[Cluster-devel] [PATCH 0/2] GFS2 locking patches

Mon Oct 8 12:36:29 UTC 2018

A pair of locking issues in GFS2 observed when running VM storgae stress
tests.

0001-GFS2-use-schedule-timeout-in-find-insert-glock.patch covers a case
where an application level flock would wedge. The VM control plane makes
extensive use of flocks to control access to VM virtual disks and databases
and we envountered several failed tests where the flocks did not get acquired
even when noone was holding them. Investigation indicates that there is a
race in find_insert_glock where the call to schedule can be called when
the expected waiter has already completed its work. Replace schedule with
schedule_timeout and log.

0002-GFS2-Flush-the-GFS2-delete-workqueue-before-stopping.patch covers a
case where umount would wedge unrecoverably. The completion of the stress
test involves the deletion of the test machines and virtual disks followed
by the filesystem being unmounted on all hosts before the hosts are returned
to the lab pool. umount was found to wedge and this has been traced to
gfs2_log_reserve being called in the flush_workqueue but after the associated
kthread processes had been stopped.
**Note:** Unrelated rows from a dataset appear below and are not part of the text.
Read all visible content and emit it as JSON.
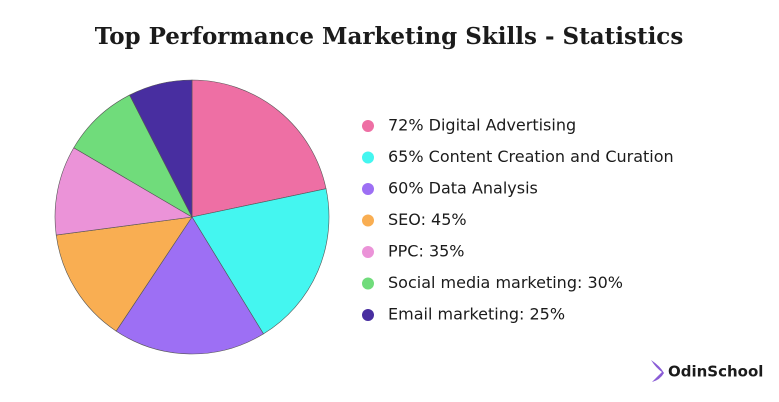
{
  "chart_data": {
    "type": "pie",
    "title": "Top Performance Marketing Skills - Statistics",
    "categories": [
      "72% Digital Advertising",
      "65% Content Creation and Curation",
      "60% Data Analysis",
      "SEO: 45%",
      "PPC: 35%",
      "Social media marketing: 30%",
      "Email marketing: 25%"
    ],
    "values": [
      72,
      65,
      60,
      45,
      35,
      30,
      25
    ],
    "colors": [
      "#ee6fa4",
      "#44f6f0",
      "#9d6ff4",
      "#f9ae52",
      "#eb93d8",
      "#70dc7b",
      "#482ea0"
    ]
  },
  "brand": "OdinSchool"
}
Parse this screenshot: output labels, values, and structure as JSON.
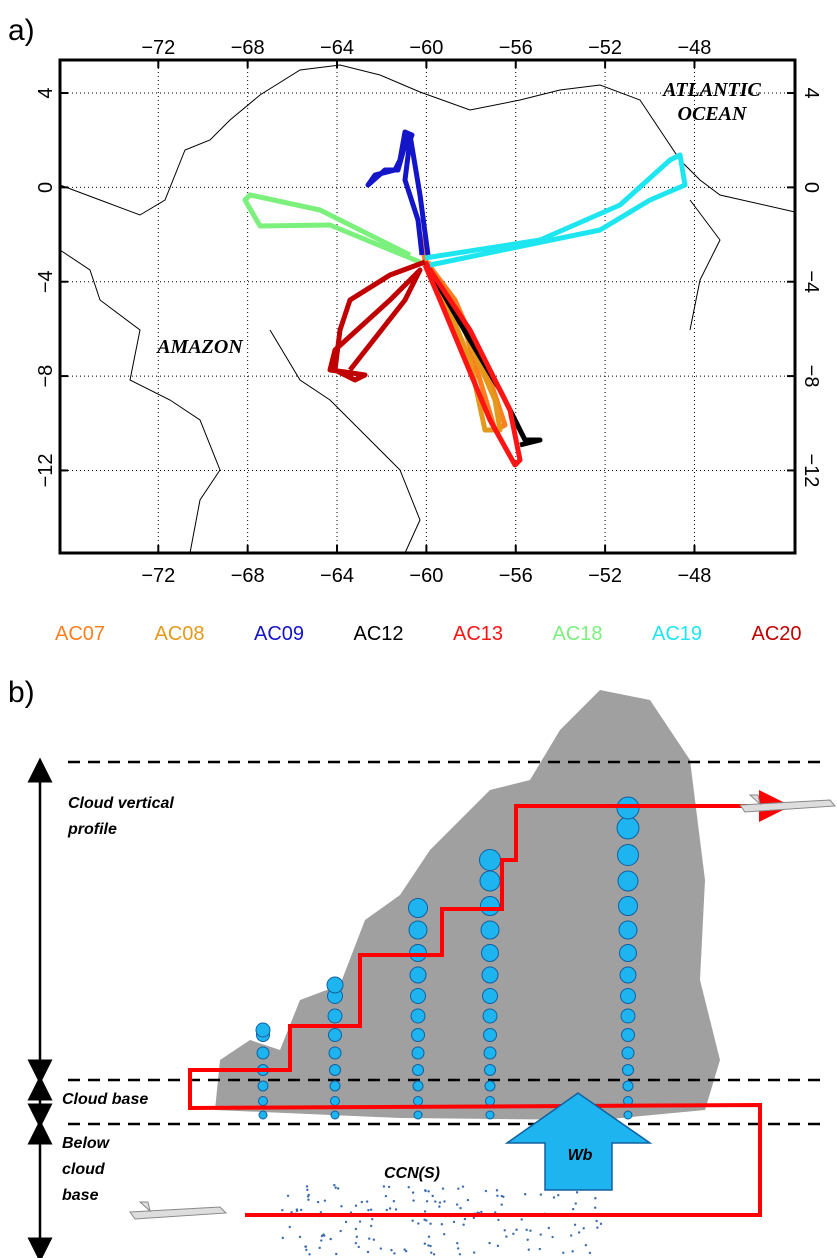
{
  "panel_a": {
    "label": "a)",
    "extent": {
      "lon": [
        -76.4,
        -43.5
      ],
      "lat": [
        -15.5,
        5.4
      ]
    },
    "lon_ticks": [
      {
        "value": -72,
        "label": "−72"
      },
      {
        "value": -68,
        "label": "−68"
      },
      {
        "value": -64,
        "label": "−64"
      },
      {
        "value": -60,
        "label": "−60"
      },
      {
        "value": -56,
        "label": "−56"
      },
      {
        "value": -52,
        "label": "−52"
      },
      {
        "value": -48,
        "label": "−48"
      }
    ],
    "lat_ticks": [
      4,
      0,
      {
        "value": -4,
        "label": "−4"
      },
      {
        "value": -8,
        "label": "−8"
      },
      {
        "value": -12,
        "label": "−12"
      }
    ],
    "annotations": [
      {
        "lines": [
          "ATLANTIC",
          "OCEAN"
        ]
      },
      {
        "lines": [
          "AMAZON"
        ]
      }
    ],
    "flights": [
      {
        "name": "AC07",
        "color": "#ff7f1e"
      },
      {
        "name": "AC08",
        "color": "#e39a1c"
      },
      {
        "name": "AC09",
        "color": "#1414c8"
      },
      {
        "name": "AC12",
        "color": "#000000"
      },
      {
        "name": "AC13",
        "color": "#ff1414"
      },
      {
        "name": "AC18",
        "color": "#7cf07c"
      },
      {
        "name": "AC19",
        "color": "#1ee6f0"
      },
      {
        "name": "AC20",
        "color": "#c00000"
      }
    ]
  },
  "panel_b": {
    "label": "b)",
    "labels": [
      {
        "lines": [
          "Cloud vertical",
          "profile"
        ]
      },
      {
        "lines": [
          "Cloud base"
        ]
      },
      {
        "lines": [
          "Below",
          "cloud",
          "base"
        ]
      },
      {
        "lines": [
          "CCN(S)"
        ]
      },
      {
        "lines": [
          "Wb"
        ]
      }
    ]
  }
}
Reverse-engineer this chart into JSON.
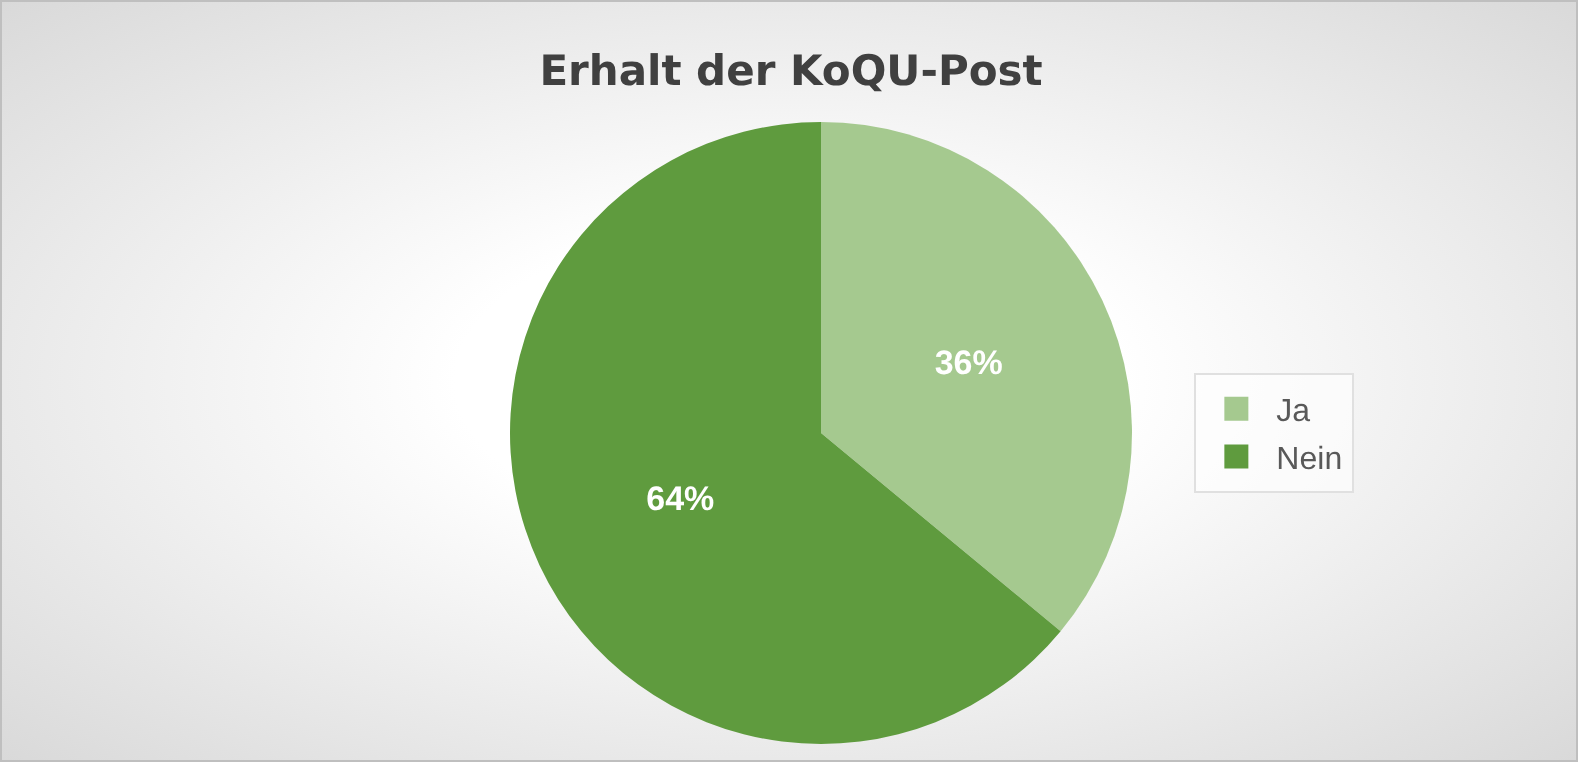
{
  "chart_data": {
    "type": "pie",
    "title": "Erhalt der KoQU-Post",
    "categories": [
      "Ja",
      "Nein"
    ],
    "values": [
      36,
      64
    ],
    "colors": [
      "#a5c98f",
      "#5f9b3e"
    ],
    "value_labels": [
      "36%",
      "64%"
    ],
    "legend": "right"
  }
}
Thus there was nobody to handle the
log reserver request and the code wedged.

Mark Syms (1):
  GFS2: use schedule timeout in find insert glock

Tim Smith (1):
  GFS2: Flush the GFS2 delete workqueue before stopping the kernel
    threads

 fs/gfs2/glock.c | 3 ++-
 fs/gfs2/super.c | 2 +-
 2 files changed, 3 insertions(+), 2 deletions(-)

-- 
1.8.3.1